Par ailleurs, dites-moi qu’ont donc tous ces fabriquants d’appareils numériques à vouloir imiter le livre réel ? Leur interface pratique ne suffit-elle pas pour les lecteurs-utilitaristes de votre acabit ? Faut-il absolument vous donner l’impression de tourner une page, si virtuelle soit-elle ? C’est un beau paradoxe, quand même. Les concepteurs du Kindle et du iPad chercheraient-ils donc à produire des livres-objets-numériques ? Assez de futilité, on veut du contenu ! C’est tout ce qui compte, après tout.


Monsieur Roy, ayant publié deux livres, mon rapport à la littérature penche toujours du côté de la fiction, et j’avoue aimer particulièrement les récits d’anticipation. Permettez-moi donc de vous soumettre cette lubie : à quand la puce électronique qu’on se ferait poser en permanence derrière l’oreille et qui nous ferait lire, manipuler, sentir, assimiler une œuvre complète, en toute virtualité, en moins de temps qu’il ne faut pour dire dématérialisation ? Mieux, une puce qui nous ferait écrire avec l’auteur ou dessiner avec l’artiste une oeuvre inédite ?


En attendant l’arrivée de telles technologies, je préfère me ranger du côté des centaines de milliers de fétichistes passéistes technophobes anticapitalistes, et me vautrer dans mon vice avec un café, quitte à en renverser un peu sur un de mes nombreux livres-objets. De toute façon, ils sont pour la plupart déjà tachés ou abîmés d’une quelconque manière. J’aime ça : en cette ère de transactions électroniques, d’avatars cybernétiques et de communautés virtuelles, ces marques sur le papier me confirment qu’on peut toujours conférer à l’expérience une certaine matérialité.


William S. Messier
auteur d'Épique (Marchand de feuilles, 2010)

6 commentaires:

Anonyme a dit...

Ah, ça! J'ai trouvé bien comique de lire un hardi défenseur de cossins électroniques dernière mode en rabais pour Nowel reprocher aux autres leur fétichisme...

Ceci dit, j'ai téléchargé le dernier livre de cuisine Joël Legendre, c'est tellement beau! Des images franches, couleurs vives, des photos de plats si bien cadrées; une expérience incomparable. C'est tellement bien à l'écran que ça sent le légume.
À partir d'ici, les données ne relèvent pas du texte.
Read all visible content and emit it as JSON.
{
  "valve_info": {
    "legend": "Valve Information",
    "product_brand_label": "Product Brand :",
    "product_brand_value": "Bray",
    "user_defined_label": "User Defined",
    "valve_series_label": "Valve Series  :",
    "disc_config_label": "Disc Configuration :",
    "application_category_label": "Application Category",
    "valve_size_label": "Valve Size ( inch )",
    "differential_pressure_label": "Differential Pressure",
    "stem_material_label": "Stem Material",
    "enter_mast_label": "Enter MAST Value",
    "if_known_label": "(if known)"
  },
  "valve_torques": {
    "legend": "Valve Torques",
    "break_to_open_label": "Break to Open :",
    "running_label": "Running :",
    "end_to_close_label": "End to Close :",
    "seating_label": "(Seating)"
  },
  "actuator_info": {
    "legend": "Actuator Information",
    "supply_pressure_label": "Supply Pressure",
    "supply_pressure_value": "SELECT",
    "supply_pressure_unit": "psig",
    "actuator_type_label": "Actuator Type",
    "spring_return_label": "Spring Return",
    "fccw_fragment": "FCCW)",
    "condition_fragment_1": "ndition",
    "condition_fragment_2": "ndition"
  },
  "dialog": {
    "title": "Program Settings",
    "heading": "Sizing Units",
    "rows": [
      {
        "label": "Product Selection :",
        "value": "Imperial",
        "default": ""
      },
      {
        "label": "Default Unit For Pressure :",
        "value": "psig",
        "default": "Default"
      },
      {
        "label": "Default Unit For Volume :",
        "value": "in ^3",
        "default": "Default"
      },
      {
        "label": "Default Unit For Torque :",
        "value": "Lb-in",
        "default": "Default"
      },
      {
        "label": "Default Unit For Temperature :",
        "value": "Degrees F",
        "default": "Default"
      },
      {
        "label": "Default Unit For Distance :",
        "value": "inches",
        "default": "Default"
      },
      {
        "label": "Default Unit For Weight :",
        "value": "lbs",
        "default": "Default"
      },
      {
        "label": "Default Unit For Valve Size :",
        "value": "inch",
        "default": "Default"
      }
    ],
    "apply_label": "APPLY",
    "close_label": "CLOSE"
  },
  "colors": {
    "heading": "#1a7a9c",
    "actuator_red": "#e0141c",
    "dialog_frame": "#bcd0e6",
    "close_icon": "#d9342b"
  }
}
Mais j'ai malheureusement scrappé mon Kindle avec une giclée de crème.

William a dit...

Ça sent le légume, en effet.

Tu lui as servi ton fameux "Kindle Surprise"?

Le Mercenaire a dit...

Bonne note.

En effet, Mario Roy devrait revoir sa terminologie. L'utilisation qu'il fait de «livre-objet» relève d'après moi du pléonasme. Parce que le livre, durant toute son histoire - et elle est longue, mauditement plus longue que celle du iPad et du eBook - a toujours été un objet «matériel». C'est au texte qu'on peut inférer une qualité immatérielle. Et le livre ne restera pas moins matériel tant qu'il faudra une interfance solide (mais pas nécéssairement plus fiable que le papier) pour le lire. Et à rebours de ces geeks fanatiques du numérique : pourquoi le ebook et plus le livre? Pourquoi pas les deux?
C'est quoi ce réflexe de croire que toute innovation technologique efface immédiatement et irrémédiablement ce qui l'a précédé?

Le Mercenaire a dit...

Et by the way, Apple s'organise tellement plus que les éditeurs pour qu'on développe notre fétichisme de l'objet : regardons tout l'effort qu'ils mettent dans le design de leurs iPods, iPads, MacBooks, etc.

William a dit...

@ Le Mercenaire: Merci pour ces commentaires. Ce qui m'a troublé dans les textes de Roy, c'est que j'arrive mal à voir à qui l'auteur s'adresse. Il semble critiquer les éditeurs québécois pour une sorte de manque de vision et d'ouverture en ce qui a trait aux possibilités commerciales du livre numérique. Mais au passage il expose une perception du livre qui relève soit de la condescendance, soit de l'ignorance: à l'exception du livre de table à café et le livre d'art spécialement conçu pour les collectionneurs, les livres sont tous remplaçables par le numérique.

taupe a dit...

Et puis le problème du livre numérique, c'est qu'il est imposible de corner les pages selon ce code subtil qui permet de retrouver en un instant un passage particulièrement aimé.